Preis verhandeln und Kosten realistisch kalkulieren
Der Reiz, ein Haus zu kaufen, ohne Provision zu zahlen, ist der Hauptgrund, warum viele Käufer den direkten Weg suchen. Die ersparte Maklerprovision – je nach Region und Vereinbarung ein Prozentsatz im niedrigen bis mittleren einstelligen Bereich des Kaufpreises – bleibt jedoch nur dann ein echter Vorteil, wenn keine anderen Kosten unbemerkt steigen.
- Notar- und Grundbuchkosten: fallen unabhängig vom Vertriebsweg an und sollten in jeder Kalkulation von Anfang an eingeplant werden.

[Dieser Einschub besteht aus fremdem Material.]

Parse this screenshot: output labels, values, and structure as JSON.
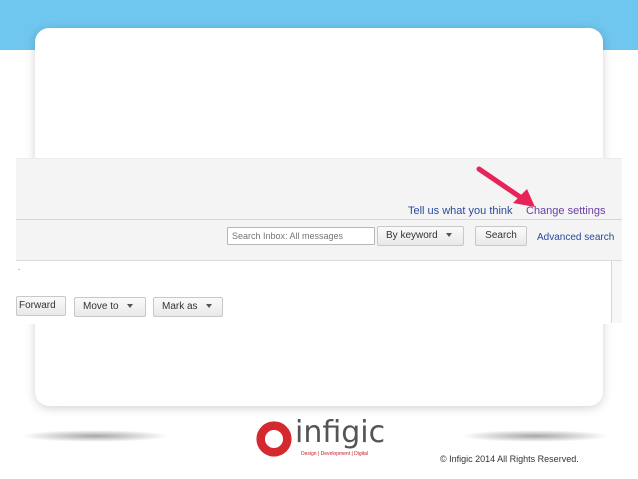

- Grunderwerbsteuer: variiert je nach Bundesland und wird auf den beurkundeten Kaufpreis berechnet – hier lohnt sich vorab die aktuelle lokale Regelung zu prüfen.
- Verhandlungsspielraum: Private Verkäufer setzen Preise häufig emotional statt marktorientiert an, was sowohl zu Über- als auch Unterbewertungen führen kann.
- Unabhängige Wertermittlung: ein kurzes Gutachten oder ein Vergleich mit Preisen ähnlicher Objekte in der Umgebung schützt vor beiden Extremen.
Gehen Sie mit einer klaren Preisobergrenze in das Gespräch und lassen Sie sich nicht durch Zeitdruck – etwa angebliche Konkurrenzangebote – zu einer vorschnellen Zusage drängen.
Fazit
Wer sich entscheidet, ein Haus privat zu erwerben, gewinnt finanziellen Spielraum, übernimmt dafür aber auch die Aufgaben, die sonst ein Makler koordiniert: Objektsuche, Unterlagenprüfung und Preisfindung liegen komplett in eigener Verantwortung. Mit einer strukturierten Vorgehensweise, sorgfältig geprüften Dokumenten und einer realistischen Preisverhandlung lässt sich dieser Weg jedoch gut bewältigen – vorausgesetzt, Notar und gegebenenfalls ein Sachverständiger werden rechtzeitig eingebunden.